3. If the definitions /distinctions between x_i and x_m can be cleared up as per my first comment above, are the epsilons really necessary at all? Put differently, can the author please clarify why these statistics offer distinct information? Epsilon_A would seem to be just a rescaling of x_i by the sample size.

Hopefully my reply to point 1 and subsequent rewrite has clarified matters somewhat – my poor phrasing wrongly created a link between x_m and x_i which is hopefully clarified in this iteration.

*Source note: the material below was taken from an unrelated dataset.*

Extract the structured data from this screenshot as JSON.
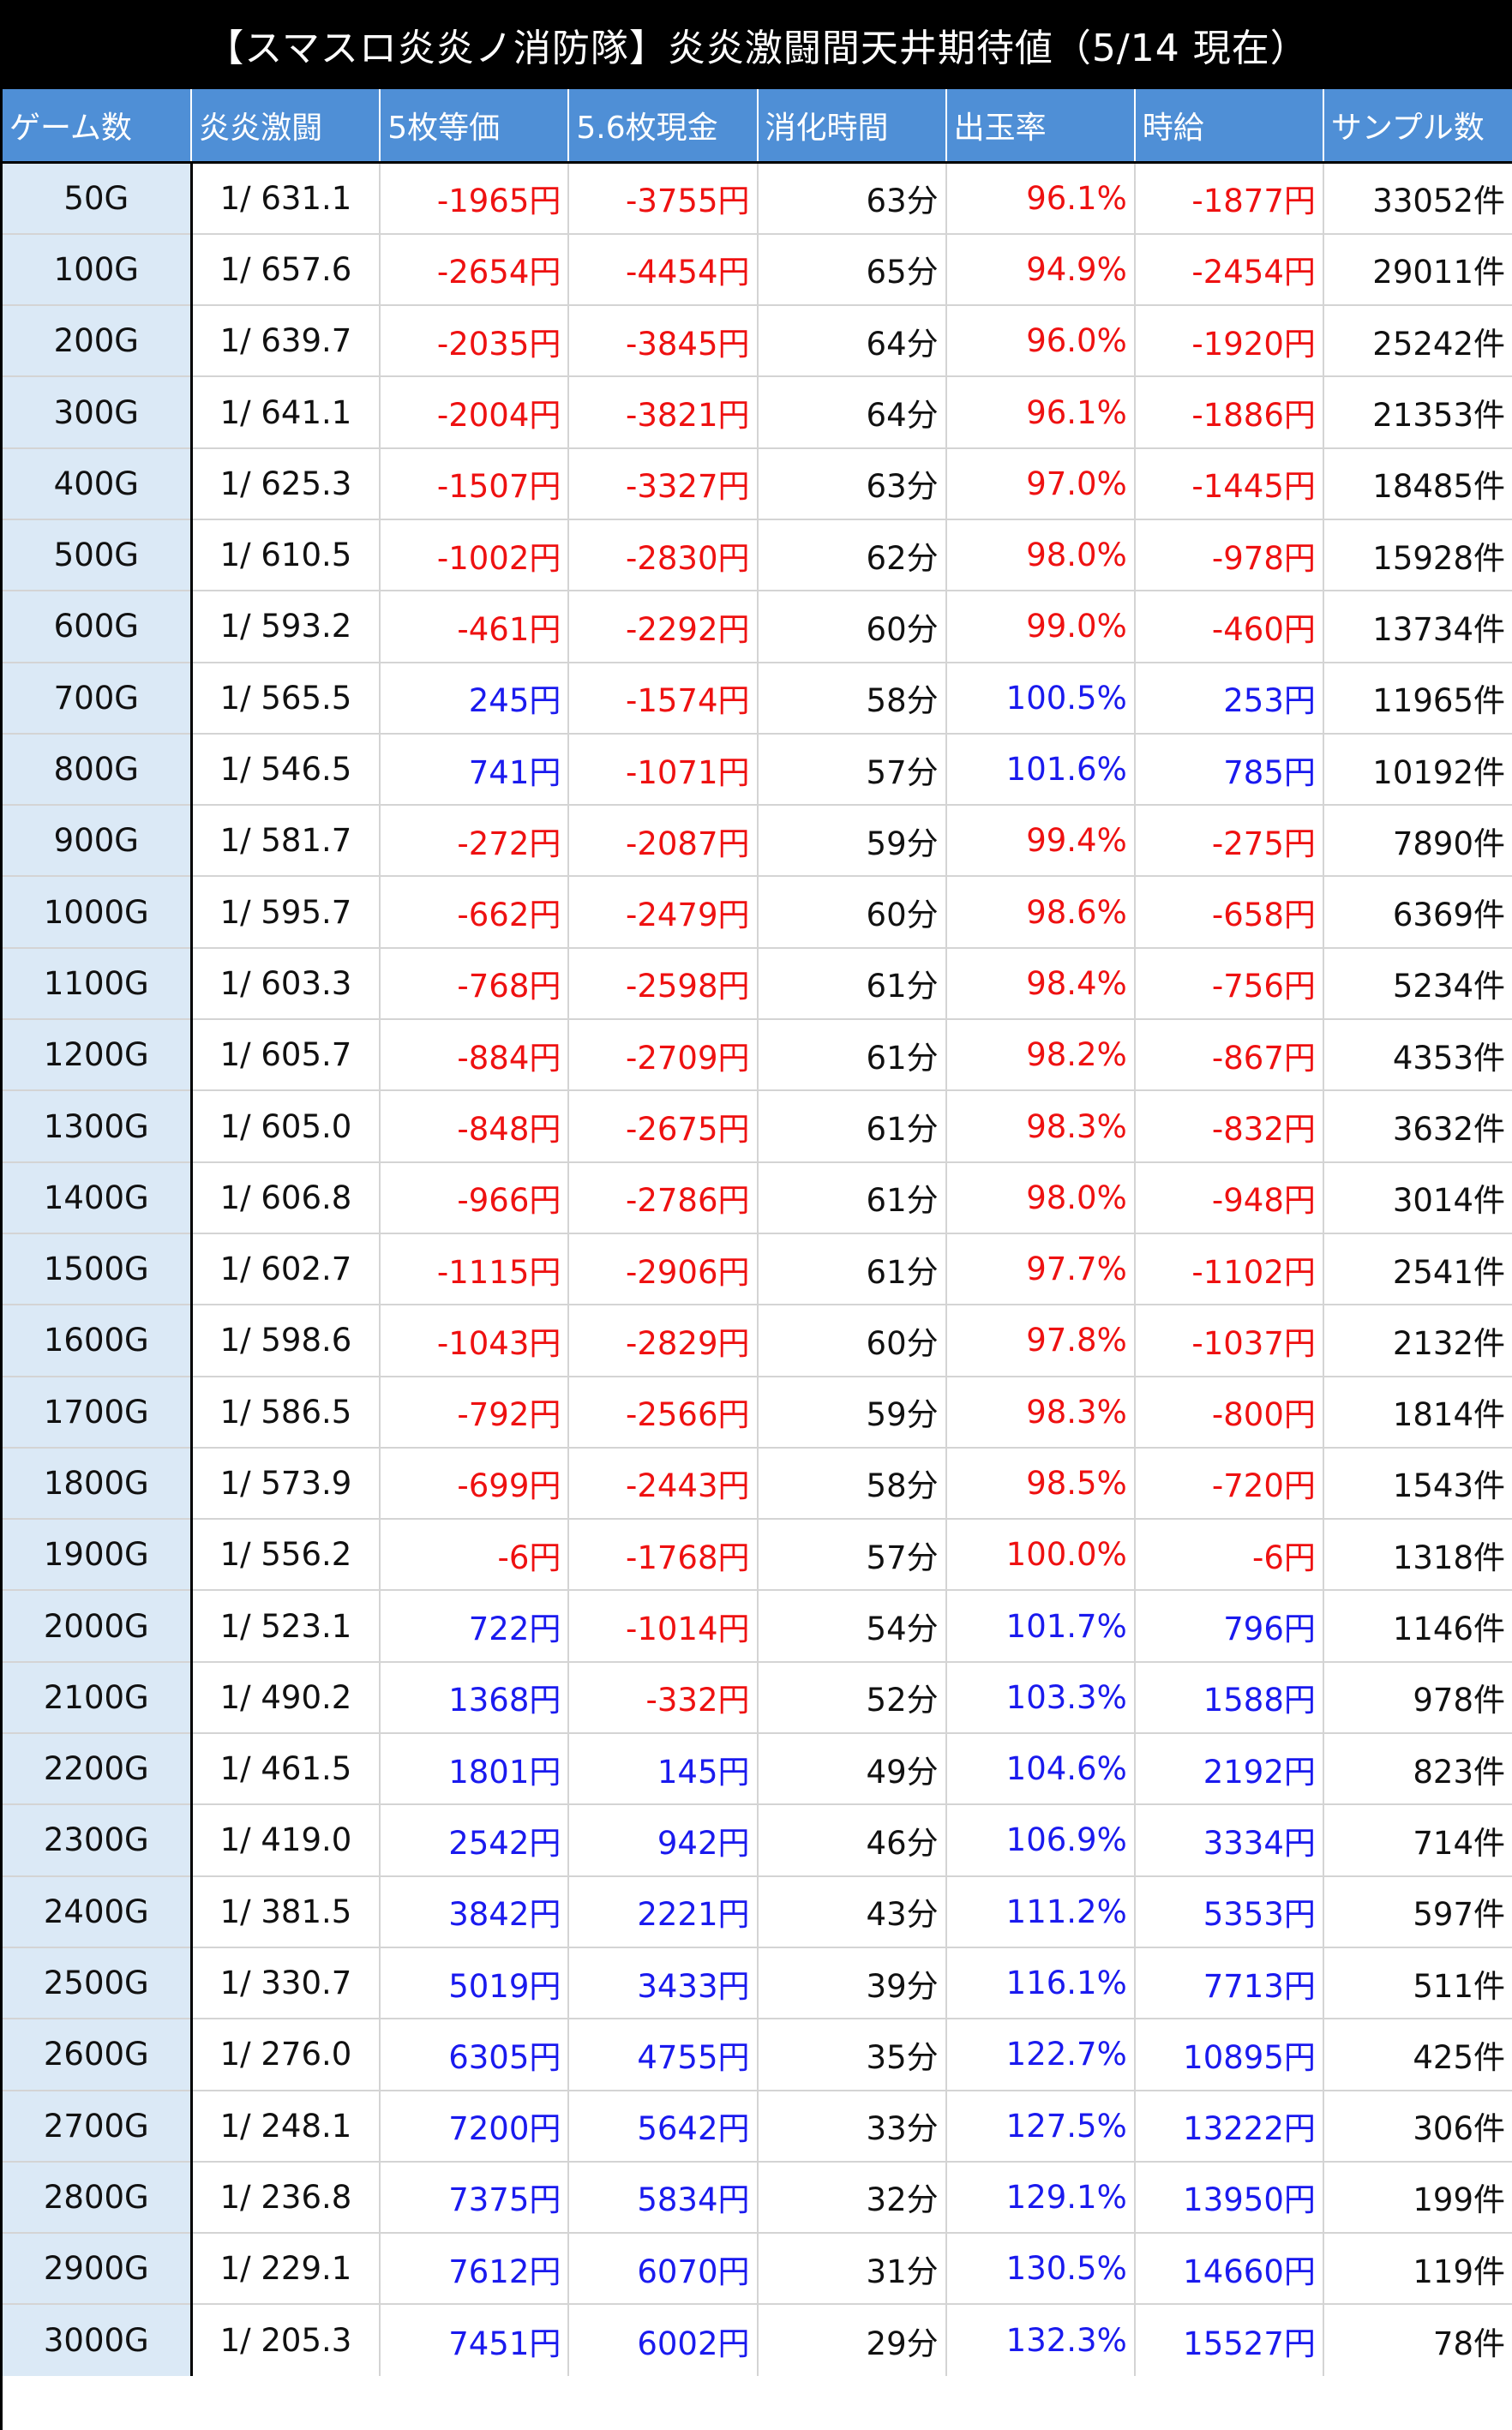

4. Figure 4: I suggest to add a parenthetical that the FECKUP vector is in red. A legend such as what is used in Figure 2 would be helpful.

I whole-heartedly agree – figure has been re-rendered, and caption text modified as per points 5, 7 and 10.

5. Also, in the spirit of creating Figures that 'stand alone', can the caption of Figure 4 be modified to make clear which illustrative example it refers to? The only evidence that Figure 4 refers to the hypothetical liquid biopsy data is the use of the term 'city A' in the second sentence of the caption.

This is a very useful point, and I have modified all captions in light of this observation and the points raised in 7 and 10 after this. The new figure 4 caption text reads:

“Illustrative example 3 – An EOI analysis on the data supplied in the City A / City B screening comparison yields a FECKUP vector (in red) of 46.2 subjects, corresponding to a minimum tolerance of 66.5 total subjects after resolving the vector. As x_i = 73.7 (shown in green) with y_i = 62.7$ (shown in blue), but as the sensitivity and specificity of the tests used in city A are known, it can be shown that x_m ≈ 93, exceeding the limits of x_i, placing the point within the ellipse and rendering any seeming significance void. Note that only a part of the ellipse of insignificance (denoted by the blue solid shape) is shown for clarity”

6. Figure 2 is not referenced anywhere in the text of the manuscript (as far as I can tell).

This is true, and is remedied now, thank you.

7. Can the author please add some sort of enumerative label or title to each of the illustrative examples and ensure that tables and figures make clear in their captions which illustrative example they refer to?

This has now been done for all figures and examples.

8. The third paragraph of the discussion says the method is 'only currently applicable to dichotomous outcome trials' but, assuming that the word 'trial' refers to an active intervention, I believe the author intends that this approach is more widely applicable to any study (that is, both interventional and observational) with a non-censored dichotomous endpoint.

This is absolutely true, and I have rewritten the discussion and introduction section to append the studies aspect, as I see this method having wider application in cohort studies and preclinical work.

9. I am still unclear on the need for the inequality in (13): does this inequality give a definition of epsilon_a, i.e. is epsilon_a really the entire set of numbers less than the RHS of this inequality? If so, why is epsilon_a only ever given as a single number and not an interval?

My apologies again, this was an artifact from a prior version – the equality is now there as it should have been previously.

10. Figure 4: presuming this Figure refers to the cancer screening example, the units of analysis here are more appropriately referred to as 'subjects' not 'patients'. This comment applies more broadly, i.e. the second paragraph of the discussion.

This is a very pertinent point – I have now corrected the manuscript to take this onboard in multiple areas.

11. The statement immediately following (15): "If xm >= xi or ym >= yi or both conditions are met…". Should there be absolute values around these expressions? For example, if xi < 0 and xm=0, then the sentence as currently written suggests that the results are not robust, which seems misleading. I believe the intended meaning here is "If |xm| >= |xi| or |ym| >= |yi| or both conditions are met…".

The reviewer is absolutely correct to note this – hopefully I have made it clearer that the only criteria that matter is as outlined in point 1 and 3, namely that the point (x_m,y_m) lies within the ellipse of insignificance.